Don't waste too much time trying to think of every boundry condition. Your tests won't be able to catch every bug first time around. The idea is to have tests that are pretty good, and then each time a bug does surface, write a new test specifically for that bug so that you never hear from it again.
Another note I want to make about code coverage tools. In a language like C# or Java where your have many get/set and similar methods, you should not be shooting for 100% coverage. That means you are wasting too much time writing tests for trivial code. You only want 100% coverage on your complex business logic. If your full codebase is closer to 70-80% coverage, you are doing a good job. If your code coverage tool allows multiple coverage metrics, the best one is 'block coverage' which measures coverage of 'basic blocks'. Other types are class and method coverage (which don't give you as much information) and line coverage (which is too fine grain).

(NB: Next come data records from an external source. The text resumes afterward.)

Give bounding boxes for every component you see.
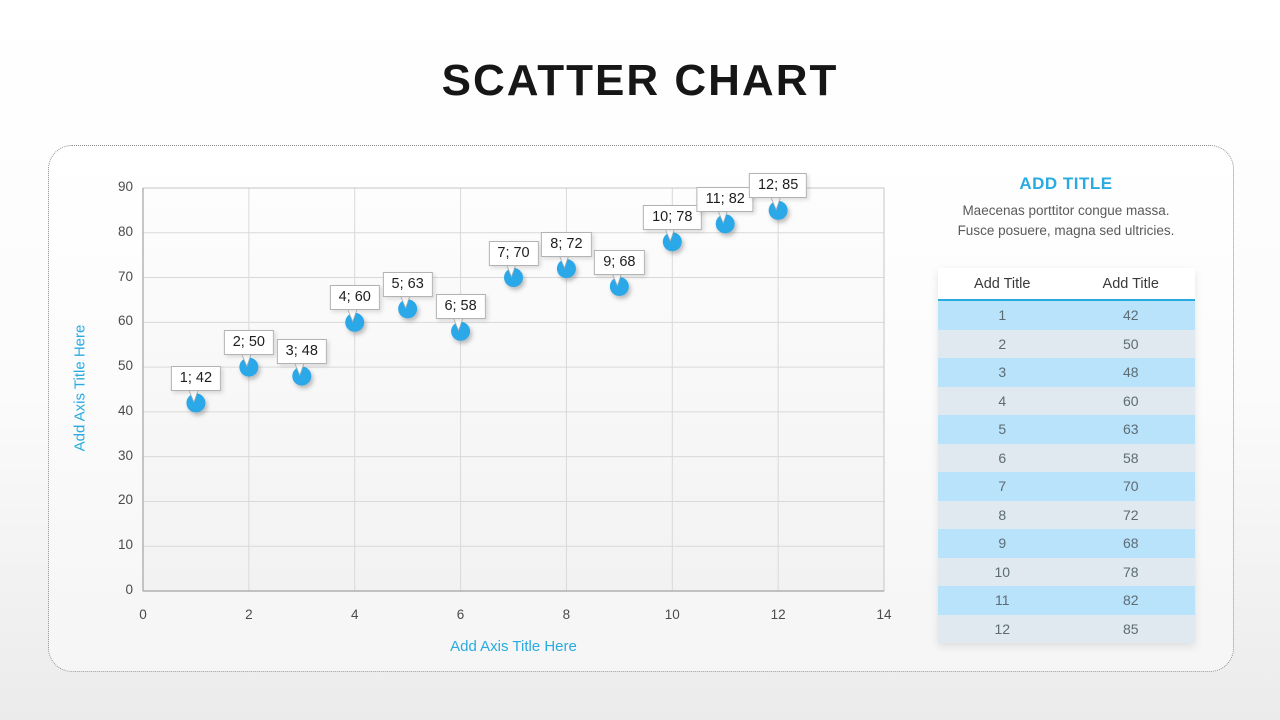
data-point-label: 11; 82 [696,186,754,212]
table-row: 5 63 [938,415,1195,444]
table-row: 4 60 [938,386,1195,415]
table-header-row: Add Title Add Title [938,268,1195,301]
table-row: 10 78 [938,557,1195,586]
table-cell: 60 [1122,392,1139,409]
table-row: 12 85 [938,614,1195,643]
table-cell: 42 [1122,307,1139,324]
side-panel-title[interactable]: ADD TITLE [1019,174,1113,193]
data-point-label: 10; 78 [643,204,702,230]
data-point-marker [715,214,735,234]
data-table: Add Title Add Title 1 42 2 50 3 48 4 60 5 63 6 58 7 7… [938,268,1195,643]
table-cell: 1 [998,307,1007,324]
data-point-label: 8; 72 [541,231,592,257]
table-cell: 70 [1122,478,1139,495]
y-tick-label: 80 [117,223,133,239]
table-row: 9 68 [938,529,1195,558]
data-point-label: 9; 68 [594,249,645,275]
data-point-marker [292,366,312,386]
y-tick-label: 70 [117,268,133,284]
table-row: 8 72 [938,500,1195,529]
data-point-marker [451,321,471,341]
data-point-marker [609,277,629,297]
data-point-label: 2; 50 [223,330,274,356]
y-tick-label: 40 [117,402,133,418]
data-point-marker [556,259,576,279]
x-tick-label: 12 [770,607,786,622]
table-cell: 2 [998,335,1007,352]
table-row: 2 50 [938,329,1195,358]
table-cell: 8 [998,506,1007,523]
table-row: 11 82 [938,586,1195,615]
data-point-label: 4; 60 [329,285,380,311]
data-point-marker [768,200,788,220]
side-panel-description[interactable]: Maecenas porttitor congue massa. Fusce p… [901,201,1231,241]
data-point-marker [186,393,206,413]
table-header-cell: Add Title [974,275,1031,292]
page-title[interactable]: SCATTER CHART [441,56,839,105]
table-cell: 72 [1122,506,1139,523]
table-row: 7 70 [938,472,1195,501]
table-cell: 4 [998,392,1007,409]
y-tick-label: 0 [125,582,133,597]
data-point-marker [504,268,523,288]
x-tick-label: 14 [876,607,892,622]
x-tick-label: 4 [350,607,359,622]
y-tick-label: 50 [117,358,133,374]
x-tick-label: 2 [245,607,253,622]
y-tick-label: 30 [117,447,133,463]
data-point-label: 12; 85 [748,173,808,199]
table-cell: 50 [1122,335,1139,352]
table-row: 3 48 [938,358,1195,387]
y-tick-label: 60 [117,313,133,329]
table-cell: 68 [1122,535,1139,552]
x-tick-label: 8 [562,607,571,622]
y-tick-label: 20 [117,492,133,508]
x-tick-label: 0 [139,607,147,622]
x-tick-label: 6 [456,607,465,622]
table-cell: 82 [1122,592,1139,609]
table-row: 6 58 [938,443,1195,472]
description-line: Fusce posuere, magna sed ultricies. [957,223,1175,238]
y-axis-title[interactable]: Add Axis Title Here [71,324,89,452]
table-cell: 5 [998,421,1007,438]
table-header-cell: Add Title [1102,275,1159,292]
table-cell: 11 [994,592,1010,609]
table-cell: 6 [998,449,1007,466]
data-point-label: 1; 42 [170,365,222,391]
table-cell: 12 [994,620,1011,637]
data-point-label: 7; 70 [488,240,539,266]
table-cell: 78 [1122,563,1139,580]
data-point-marker [239,357,259,377]
table-cell: 7 [998,478,1007,495]
table-cell: 58 [1122,449,1139,466]
table-cell: 10 [994,563,1011,580]
table-cell: 9 [998,535,1007,552]
data-point-label: 6; 58 [435,294,486,320]
data-point-marker [662,232,682,252]
data-point-label: 5; 63 [382,271,433,297]
data-point-marker [345,312,365,332]
description-line: Maecenas porttitor congue massa. [962,203,1170,218]
table-cell: 63 [1122,421,1139,438]
table-row: 1 42 [938,301,1195,330]
x-axis-title[interactable]: Add Axis Title Here [450,638,577,655]
x-tick-label: 10 [664,607,680,622]
data-point-marker [398,299,418,319]
table-cell: 48 [1122,364,1139,381]
y-tick-label: 90 [117,179,133,194]
data-point-label: 3; 48 [276,339,327,365]
y-tick-label: 10 [117,537,133,553]
table-cell: 85 [1122,620,1139,637]
table-cell: 3 [998,364,1007,381]
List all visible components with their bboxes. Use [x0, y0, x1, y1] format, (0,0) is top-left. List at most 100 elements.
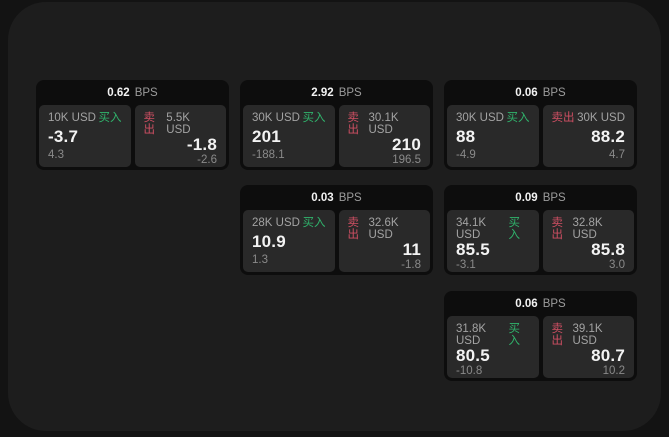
buy-tile[interactable]: 31.8K USD 买入 80.5 -10.8 — [447, 316, 539, 378]
sell-price: 11 — [402, 240, 421, 259]
quote-card: 0.09 BPS 34.1K USD 买入 85.5 -3.1 卖出 32.8K… — [444, 185, 637, 275]
quote-card-body: 10K USD 买入 -3.7 4.3 卖出 5.5K USD -1.8 -2.… — [36, 105, 229, 167]
buy-price: 10.9 — [252, 231, 286, 251]
buy-side-label: 买入 — [508, 217, 521, 241]
sell-tile[interactable]: 卖出 30K USD 88.2 4.7 — [542, 105, 634, 167]
buy-change: -10.8 — [456, 365, 483, 377]
sell-side-label: 卖出 — [551, 323, 564, 347]
sell-tile[interactable]: 卖出 39.1K USD 80.7 10.2 — [542, 316, 634, 378]
sell-tile-top-row: 卖出 39.1K USD — [552, 323, 626, 347]
buy-tile[interactable]: 34.1K USD 买入 85.5 -3.1 — [447, 210, 539, 272]
bps-unit-label: BPS — [338, 191, 362, 204]
buy-tile-top-row: 10K USD 买入 — [48, 112, 122, 124]
buy-change: -188.1 — [252, 149, 285, 161]
sell-tile[interactable]: 卖出 32.6K USD 11 -1.8 — [338, 210, 430, 272]
buy-side-label: 买入 — [506, 112, 530, 124]
sell-change: 4.7 — [609, 149, 625, 161]
buy-side-label: 买入 — [302, 112, 326, 124]
sell-amount: 30K USD — [577, 112, 625, 124]
buy-tile[interactable]: 30K USD 买入 201 -188.1 — [243, 105, 335, 167]
sell-amount: 39.1K USD — [572, 323, 603, 347]
buy-amount: 30K USD — [456, 112, 504, 124]
buy-amount: 34.1K USD — [456, 217, 487, 241]
quote-card-header: 2.92 BPS — [240, 80, 433, 105]
sell-change: -2.6 — [197, 154, 217, 166]
buy-price: 201 — [252, 126, 281, 146]
quote-card: 0.06 BPS 31.8K USD 买入 80.5 -10.8 卖出 39.1… — [444, 291, 637, 381]
bps-unit-label: BPS — [542, 86, 566, 99]
buy-tile-top-row: 31.8K USD 买入 — [456, 323, 530, 347]
sell-tile-top-row: 卖出 5.5K USD — [144, 112, 218, 136]
quote-card-body: 30K USD 买入 201 -188.1 卖出 30.1K USD 210 1… — [240, 105, 433, 167]
sell-change: 3.0 — [609, 259, 625, 271]
quote-card-header: 0.09 BPS — [444, 185, 637, 210]
buy-tile[interactable]: 30K USD 买入 88 -4.9 — [447, 105, 539, 167]
bps-unit-label: BPS — [134, 86, 158, 99]
bps-value: 0.06 — [515, 86, 538, 99]
buy-change: -3.1 — [456, 259, 476, 271]
buy-change: 1.3 — [252, 254, 268, 266]
buy-change: -4.9 — [456, 149, 476, 161]
bps-value: 0.62 — [107, 86, 130, 99]
sell-change: 196.5 — [392, 154, 421, 166]
buy-tile[interactable]: 10K USD 买入 -3.7 4.3 — [39, 105, 131, 167]
buy-amount: 10K USD — [48, 112, 96, 124]
sell-side-label: 卖出 — [551, 217, 564, 241]
bps-unit-label: BPS — [542, 297, 566, 310]
quote-card-body: 30K USD 买入 88 -4.9 卖出 30K USD 88.2 4.7 — [444, 105, 637, 167]
buy-change: 4.3 — [48, 149, 64, 161]
bps-unit-label: BPS — [338, 86, 362, 99]
bps-value: 2.92 — [311, 86, 334, 99]
buy-side-label: 买入 — [98, 112, 122, 124]
sell-amount: 32.6K USD — [368, 217, 399, 241]
quote-card-body: 31.8K USD 买入 80.5 -10.8 卖出 39.1K USD 80.… — [444, 316, 637, 378]
quote-card-header: 0.06 BPS — [444, 80, 637, 105]
buy-tile-top-row: 34.1K USD 买入 — [456, 217, 530, 241]
sell-side-label: 卖出 — [143, 112, 156, 136]
sell-price: 210 — [392, 135, 421, 154]
buy-price: -3.7 — [48, 126, 79, 146]
sell-tile-top-row: 卖出 32.8K USD — [552, 217, 626, 241]
buy-tile-top-row: 30K USD 买入 — [252, 112, 326, 124]
buy-tile-top-row: 28K USD 买入 — [252, 217, 326, 229]
sell-change: 10.2 — [602, 365, 625, 377]
buy-amount: 30K USD — [252, 112, 300, 124]
buy-price: 85.5 — [456, 240, 490, 259]
quote-card: 0.03 BPS 28K USD 买入 10.9 1.3 卖出 32.6K US… — [240, 185, 433, 275]
buy-tile[interactable]: 28K USD 买入 10.9 1.3 — [243, 210, 335, 272]
sell-tile[interactable]: 卖出 5.5K USD -1.8 -2.6 — [134, 105, 226, 167]
buy-price: 88 — [456, 126, 476, 146]
app-panel: 0.62 BPS 10K USD 买入 -3.7 4.3 卖出 5.5K USD… — [8, 2, 661, 431]
quote-card: 2.92 BPS 30K USD 买入 201 -188.1 卖出 30.1K … — [240, 80, 433, 170]
buy-amount: 28K USD — [252, 217, 300, 229]
sell-tile-top-row: 卖出 30K USD — [552, 112, 626, 124]
sell-side-label: 卖出 — [551, 112, 575, 124]
quote-card-header: 0.62 BPS — [36, 80, 229, 105]
sell-side-label: 卖出 — [347, 112, 360, 136]
sell-side-label: 卖出 — [347, 217, 360, 241]
sell-amount: 5.5K USD — [166, 112, 191, 136]
sell-change: -1.8 — [401, 259, 421, 271]
sell-tile-top-row: 卖出 32.6K USD — [348, 217, 422, 241]
sell-amount: 30.1K USD — [368, 112, 399, 136]
bps-value: 0.09 — [515, 191, 538, 204]
buy-amount: 31.8K USD — [456, 323, 487, 347]
sell-price: -1.8 — [186, 135, 217, 154]
sell-price: 85.8 — [591, 240, 625, 259]
buy-side-label: 买入 — [302, 217, 326, 229]
sell-tile[interactable]: 卖出 32.8K USD 85.8 3.0 — [542, 210, 634, 272]
buy-price: 80.5 — [456, 346, 490, 365]
quote-card-header: 0.06 BPS — [444, 291, 637, 316]
buy-tile-top-row: 30K USD 买入 — [456, 112, 530, 124]
bps-unit-label: BPS — [542, 191, 566, 204]
quote-card-body: 28K USD 买入 10.9 1.3 卖出 32.6K USD 11 -1.8 — [240, 210, 433, 272]
quote-card: 0.62 BPS 10K USD 买入 -3.7 4.3 卖出 5.5K USD… — [36, 80, 229, 170]
bps-value: 0.06 — [515, 297, 538, 310]
sell-price: 88.2 — [591, 126, 625, 146]
sell-tile[interactable]: 卖出 30.1K USD 210 196.5 — [338, 105, 430, 167]
quote-card: 0.06 BPS 30K USD 买入 88 -4.9 卖出 30K USD 8… — [444, 80, 637, 170]
quote-card-header: 0.03 BPS — [240, 185, 433, 210]
bps-value: 0.03 — [311, 191, 334, 204]
sell-tile-top-row: 卖出 30.1K USD — [348, 112, 422, 136]
sell-price: 80.7 — [591, 346, 625, 365]
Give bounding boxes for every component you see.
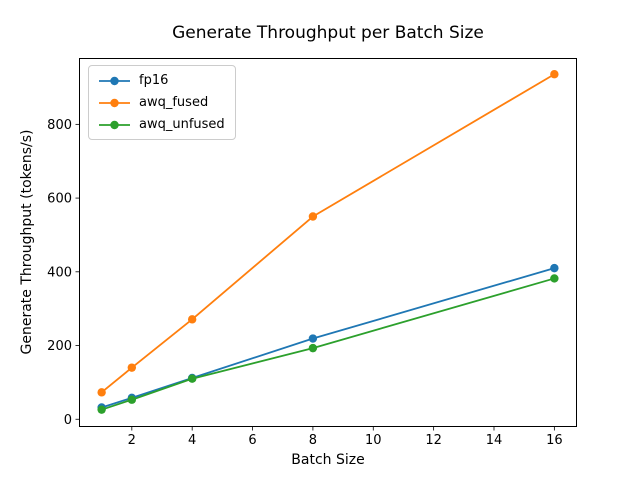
x-tick-label: 14 bbox=[486, 433, 503, 448]
legend-label: awq_unfused bbox=[139, 117, 225, 132]
x-tick-label: 6 bbox=[248, 433, 256, 448]
legend-label: awq_fused bbox=[139, 95, 209, 110]
legend-line-marker-icon bbox=[99, 76, 130, 85]
series-line-awq_unfused bbox=[100, 277, 556, 411]
y-tick-label: 0 bbox=[64, 413, 72, 428]
x-axis-label: Batch Size bbox=[291, 452, 365, 468]
x-tick-label: 10 bbox=[365, 433, 382, 448]
series-marker-awq_fused bbox=[187, 315, 197, 324]
series-marker-awq_unfused bbox=[550, 274, 559, 283]
series-marker-fp16 bbox=[550, 263, 559, 273]
y-tick-label: 400 bbox=[47, 265, 72, 280]
legend-label: fp16 bbox=[139, 73, 169, 88]
legend-line-marker-icon bbox=[99, 98, 130, 107]
series-marker-awq_unfused bbox=[97, 405, 106, 414]
x-tick-label: 12 bbox=[425, 433, 442, 448]
legend-item-awq_unfused: awq_unfused bbox=[98, 115, 225, 134]
series-marker-awq_fused bbox=[97, 388, 106, 397]
series-marker-awq_unfused bbox=[187, 374, 197, 383]
series-marker-awq_fused bbox=[550, 70, 559, 79]
legend: fp16 awq_fused awq_unfused bbox=[88, 65, 236, 140]
legend-item-fp16: fp16 bbox=[98, 71, 225, 90]
y-tick-label: 600 bbox=[47, 192, 72, 207]
legend-line-marker-icon bbox=[99, 120, 130, 129]
series-marker-awq_unfused bbox=[308, 343, 318, 353]
series-marker-awq_fused bbox=[127, 363, 137, 372]
y-tick-label: 800 bbox=[47, 118, 72, 133]
series-marker-awq_fused bbox=[308, 212, 318, 221]
series-marker-fp16 bbox=[308, 334, 318, 343]
x-tick-label: 4 bbox=[188, 433, 196, 448]
x-tick-label: 16 bbox=[546, 433, 563, 448]
chart-title: Generate Throughput per Batch Size bbox=[172, 23, 484, 43]
series-marker-awq_unfused bbox=[127, 395, 137, 404]
legend-item-awq_fused: awq_fused bbox=[98, 93, 225, 112]
y-tick-label: 200 bbox=[47, 339, 72, 354]
x-tick-label: 2 bbox=[128, 433, 136, 448]
x-tick-label: 8 bbox=[309, 433, 317, 448]
plot-spines bbox=[79, 58, 577, 427]
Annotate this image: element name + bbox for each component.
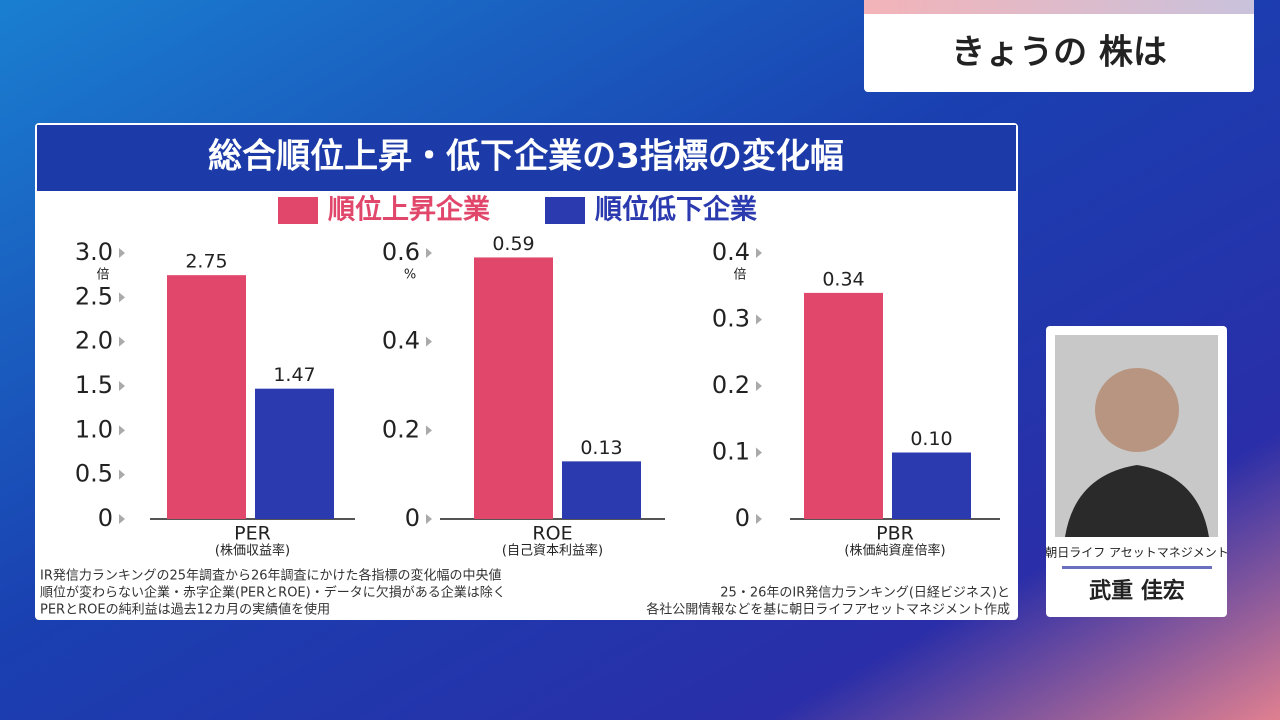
value-label: 1.47 xyxy=(273,364,315,386)
photo-suit xyxy=(1065,465,1209,537)
header-strip xyxy=(864,0,1254,14)
divider xyxy=(1062,566,1212,569)
tick-mark xyxy=(426,425,432,436)
header-box xyxy=(864,0,1254,92)
y-tick-label: 3.0 xyxy=(75,238,113,266)
legend-swatch xyxy=(545,197,585,224)
unit-label: 倍 xyxy=(96,268,109,283)
bar xyxy=(474,257,553,519)
tick-mark xyxy=(756,248,762,258)
tick-mark xyxy=(119,381,125,391)
photo-face xyxy=(1095,368,1179,452)
tick-mark xyxy=(426,514,432,524)
y-tick-label: 0 xyxy=(735,504,750,532)
y-tick-label: 2.5 xyxy=(75,282,113,310)
panel-title: 総合順位上昇・低下企業の3指標の変化幅 xyxy=(208,137,844,177)
header-tag: きょうの 株は xyxy=(951,33,1167,73)
presenter-company: 朝日ライフ アセットマネジメント xyxy=(1045,546,1229,560)
value-label: 0.59 xyxy=(492,233,534,255)
source: 25・26年のIR発信力ランキング(日経ビジネス)と xyxy=(720,586,1010,601)
bar xyxy=(562,461,641,519)
legend-swatch xyxy=(278,197,318,224)
x-axis-label: ROE xyxy=(532,523,572,545)
x-axis-label: PBR xyxy=(876,523,914,545)
tick-mark xyxy=(756,514,762,524)
y-tick-label: 2.0 xyxy=(75,327,113,355)
y-tick-label: 0.4 xyxy=(712,238,750,266)
value-label: 2.75 xyxy=(185,251,227,273)
bar xyxy=(804,292,883,519)
y-tick-label: 0.1 xyxy=(712,438,750,466)
y-tick-label: 0 xyxy=(405,504,420,532)
tick-mark xyxy=(756,381,762,391)
bar xyxy=(892,452,971,519)
note: IR発信力ランキングの25年調査から26年調査にかけた各指標の変化幅の中央値 xyxy=(40,568,502,584)
y-tick-label: 0.5 xyxy=(75,460,113,488)
tick-mark xyxy=(756,314,762,325)
legend-label: 順位上昇企業 xyxy=(328,194,490,226)
y-tick-label: 1.5 xyxy=(75,371,113,399)
tick-mark xyxy=(426,248,432,258)
tick-mark xyxy=(119,292,125,303)
value-label: 0.34 xyxy=(822,268,864,290)
y-tick-label: 0.2 xyxy=(712,371,750,399)
legend: 順位上昇企業 順位低下企業 xyxy=(278,194,757,226)
value-label: 0.13 xyxy=(580,437,622,459)
y-tick-label: 0.3 xyxy=(712,305,750,333)
legend-label: 順位低下企業 xyxy=(595,194,757,226)
note: 順位が変わらない企業・赤字企業(PERとROE)・データに欠損がある企業は除く xyxy=(40,585,506,601)
y-tick-label: 0.4 xyxy=(382,327,420,355)
tick-mark xyxy=(119,248,125,258)
y-tick-label: 0 xyxy=(98,504,113,532)
y-tick-label: 1.0 xyxy=(75,415,113,443)
source: 各社公開情報などを基に朝日ライフアセットマネジメント作成 xyxy=(646,602,1010,618)
unit-label: 倍 xyxy=(733,268,746,283)
x-axis-sublabel: (株価純資産倍率) xyxy=(844,543,945,559)
tick-mark xyxy=(119,469,125,480)
x-axis-sublabel: (株価収益率) xyxy=(215,543,290,559)
x-axis-sublabel: (自己資本利益率) xyxy=(502,543,603,559)
y-tick-label: 0.2 xyxy=(382,415,420,443)
y-tick-label: 0.6 xyxy=(382,238,420,266)
note: PERとROEの純利益は過去12カ月の実績値を使用 xyxy=(40,602,330,618)
bar xyxy=(167,275,246,519)
tick-mark xyxy=(756,447,762,458)
bar xyxy=(255,388,334,519)
charts: 0 0.5 1.0 1.5 2.0 2.5 3.0 倍 PER(株価収益率) 2.75 1.47 0 0… xyxy=(75,233,1000,559)
tick-mark xyxy=(119,336,125,347)
tick-mark xyxy=(119,514,125,524)
tick-mark xyxy=(119,425,125,436)
x-axis-label: PER xyxy=(234,523,271,545)
presenter-name: 武重 佳宏 xyxy=(1089,578,1185,604)
panel-title-bar xyxy=(37,125,1016,191)
tick-mark xyxy=(426,336,432,347)
value-label: 0.10 xyxy=(910,428,952,450)
unit-label: % xyxy=(404,268,416,283)
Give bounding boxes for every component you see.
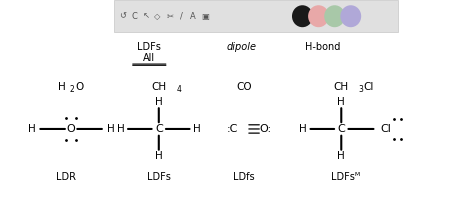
Text: H-bond: H-bond: [305, 42, 340, 52]
Ellipse shape: [324, 5, 345, 27]
Text: C: C: [337, 124, 345, 134]
Bar: [114, 0, 398, 32]
Text: 4: 4: [176, 85, 181, 94]
Text: C: C: [132, 12, 137, 21]
Text: Cl: Cl: [364, 82, 374, 92]
Text: ↖: ↖: [143, 12, 149, 21]
Text: H: H: [337, 151, 345, 161]
Text: -: -: [55, 123, 59, 135]
Text: H: H: [28, 124, 36, 134]
Text: Cl: Cl: [381, 124, 392, 134]
Text: H: H: [155, 97, 163, 107]
Text: :C: :C: [227, 124, 238, 134]
Text: LDFsᴹ: LDFsᴹ: [331, 172, 361, 182]
Text: All: All: [143, 53, 155, 63]
Ellipse shape: [292, 5, 313, 27]
Text: CH: CH: [334, 82, 349, 92]
Text: /: /: [180, 12, 182, 21]
Text: ↺: ↺: [119, 12, 126, 21]
Ellipse shape: [340, 5, 361, 27]
Text: CO: CO: [237, 82, 252, 92]
Text: O: O: [75, 82, 84, 92]
Text: 3: 3: [359, 85, 364, 94]
Text: CH: CH: [151, 82, 166, 92]
Text: LDfs: LDfs: [233, 172, 255, 182]
Text: O:: O:: [259, 124, 272, 134]
Text: C: C: [155, 124, 163, 134]
Text: ▣: ▣: [201, 12, 209, 21]
Text: LDFs: LDFs: [147, 172, 171, 182]
Text: H: H: [155, 151, 163, 161]
Text: H: H: [117, 124, 125, 134]
Ellipse shape: [308, 5, 329, 27]
Text: H: H: [107, 124, 114, 134]
Text: H: H: [337, 97, 345, 107]
Text: H: H: [193, 124, 201, 134]
Text: LDR: LDR: [56, 172, 76, 182]
Text: -: -: [83, 123, 88, 135]
Text: ◇: ◇: [154, 12, 161, 21]
Text: LDFs: LDFs: [137, 42, 161, 52]
Text: A: A: [190, 12, 195, 21]
Text: O: O: [67, 124, 75, 134]
Text: H: H: [58, 82, 65, 92]
Text: H: H: [300, 124, 307, 134]
Text: ✂: ✂: [166, 12, 173, 21]
Text: 2: 2: [70, 85, 74, 94]
Text: dipole: dipole: [227, 42, 257, 52]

How do you know when you are 'done' capturing test cases?
You don't.You can't get to 100% except for the most trivial cases. Also 100% coverage (of lines, paths, conditions...) doesn't tell you you've hit all boundary conditions.
Most importantly, the test cases are not write-and-forget. Each time you find a bug, write an additional test. Check it fails with the original program, check it passes with the corrected program and add it to your test set.
An excerpt from The Art of Software Testing by Glenford J. Myers:
If an input condition specifies a range of values, write test cases for the ends of the range, and invalid-input test cases for situations just beyond the ends.
If an input condition specifies a number of values, write test cases for the minimum and maximum number of values and one beneath and beyond these values.
Use guideline 1 for each output condition.
Use guideline 2 for each output condition.
If the input or output of a program is an ordered set focus attention on the first and last elements of the set.
In addition, use your ingenuity to search for other boundary conditions
(I've only pasted the bare minimum for copyright reasons.)
Points 3. and 4. above are very important. People tend to forget boundary conditions for the outputs. 5. is OK. 6. really doesn't help :-)
Short exam
This is more difficult than it looks. Myers offers this test:
The program reads three integer values from an input dialog. The three values represent the lengths of the sides of a triangle. The program displays a message that states whether the triangle is scalene, isosceles, or equilateral.
Remember that a scalene triangle is one where no two sides are equal, whereas an isosceles triangle has two equal sides, and an equilateral triangle has three sides of equal length. Moreover, the angles opposite the equal sides in an isosceles triangle also are equal (it also follows that the sides opposite equal angles in a triangle are equal), and all angles in an equilateral triangle are equal.
Write your test cases. How many do you have? Myers asks 14 questions about your test set and reports that highly qualified professional programmes average 7.8 out of a possible 14.
From a practical standpoint, I create a list of tests that I believe must pass prior to acceptance. I test these and automate where possible. Based on how much time I've estimated for the task or how much time I've been given, I extend my test coverage to include items that should pass prior to acceptance. Of course, the line between must and should is subjective. After that, I update automated tests as bugs are discovered.
#Keith
I think you nailed it, code coverage is important to look at if you want to see how "done" you are, but I think 100% is a bit unrealistic a goal. Striving for 75-90% will give you pretty good coverage without going overboard... don't test for the pure sake of hitting 100%, because at that point you are just wasting your time.
A good code coverage tool really helps.
100% coverage doesn't mean that it definitely is adequately tested, but it's a good indicator.
For .Net NCover's quite good, but is no longer open source.
#Mike Stone -
Yeah, perhaps that should have been "high coverage" - we aim for 80% minimum, past about 95% it's usually diminishing returns, especially if you have belt 'n' braces code.